62. Os directores que continuam podem funccionar não obstante qualquer vaga em seu corpo.
63. Os directores se munirão de um sello para uso da companhia e podem exercer os podres da «Acta» sobre sellos das companhias de 1864, os quaes são por estes outorgados á companhia.
Qualquer documento em que fôr affixado o sello da companhia será assignado por dous directores e rubricado pelo secretario ou outro empregado nomeado pela directoria.
INHABILITAÇÃO DE DIRECTORES
64. O cargo de director será vago:
(A) Si elle occupar qualquer cargo ou logar de rendimento na companhia, outro além do que nestes autorizado, ou participar de lucros por contrato com a companhia.
(B) Si abrir fallencia, si se tornar demente ou si se compuzer com seus credores.
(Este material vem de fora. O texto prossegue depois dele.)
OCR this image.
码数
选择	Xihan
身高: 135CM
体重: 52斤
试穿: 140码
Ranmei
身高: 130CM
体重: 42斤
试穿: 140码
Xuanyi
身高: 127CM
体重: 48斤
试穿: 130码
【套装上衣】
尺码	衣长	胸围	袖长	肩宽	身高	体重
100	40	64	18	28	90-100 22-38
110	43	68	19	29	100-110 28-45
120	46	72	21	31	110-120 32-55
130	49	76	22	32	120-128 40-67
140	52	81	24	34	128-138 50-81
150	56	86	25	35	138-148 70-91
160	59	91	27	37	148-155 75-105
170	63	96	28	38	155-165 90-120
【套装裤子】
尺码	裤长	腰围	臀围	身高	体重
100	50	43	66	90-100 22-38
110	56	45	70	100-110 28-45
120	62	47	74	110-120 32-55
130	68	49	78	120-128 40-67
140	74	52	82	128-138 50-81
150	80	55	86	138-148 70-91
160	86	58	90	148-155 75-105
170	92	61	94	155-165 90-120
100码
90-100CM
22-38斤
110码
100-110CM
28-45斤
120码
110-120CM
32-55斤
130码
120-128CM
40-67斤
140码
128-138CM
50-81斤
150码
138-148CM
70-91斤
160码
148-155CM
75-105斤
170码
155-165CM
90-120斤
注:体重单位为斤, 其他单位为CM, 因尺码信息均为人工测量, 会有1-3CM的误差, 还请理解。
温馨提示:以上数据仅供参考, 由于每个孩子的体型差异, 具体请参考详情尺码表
(C) Si cessar a sua qualificação.
(D) Si remetter á directoria a sua resignação por escripto, sendo ella aceita, ou não fôr retirada em sete dias.
(E) Si se ausentar das reuniões da directoria continuamente por seis mezes, sem o consentimento da directoria.
Porém as regras acima estarão sujeitas ás seguintes excepções: Que nenhum director deixará o seu cargo pela razão de ser elle membro de qualquer companhia com a qual celebrou contrato ou foi feita qualquer obra para a companhia da qual elle é director; comtudo elle não votará a respeito de tal obra ou contrato, e, si assim o fizer, o seu voto não será contado.
RETIRADA DE DIRECTORES
65. Na assembléa ordinaria no anno de 1880 e na primeira assembléa ordinaria em cada anno subsequente, se retirará do cargo um terço dos directores existentes ou, si seu numero não fôr multiplo de tres, então o numero mais approximado a um terço.
66. O terço ou o numero mais approximado, que tem de retirar-se na assembléa de 1880 e na assembléa ordinaria da companhia, no anno seguinte, será determinado por sorteio, salvo quando os directores concordarem entre si. Em cada anno subsequente o terço ou o numero mais approximado que occupar por mais tempo o cargo, retirar-se-ha.
67. Um director que é assim retirado póde ser reeleito.
68. A companhia, na assembléa geral em que se retiram directores da maneira supradita, sujeita a qualquer resolução reduzindo o numero de directores, preencherá os logares vagos, elegendo um numero igual de pessoas.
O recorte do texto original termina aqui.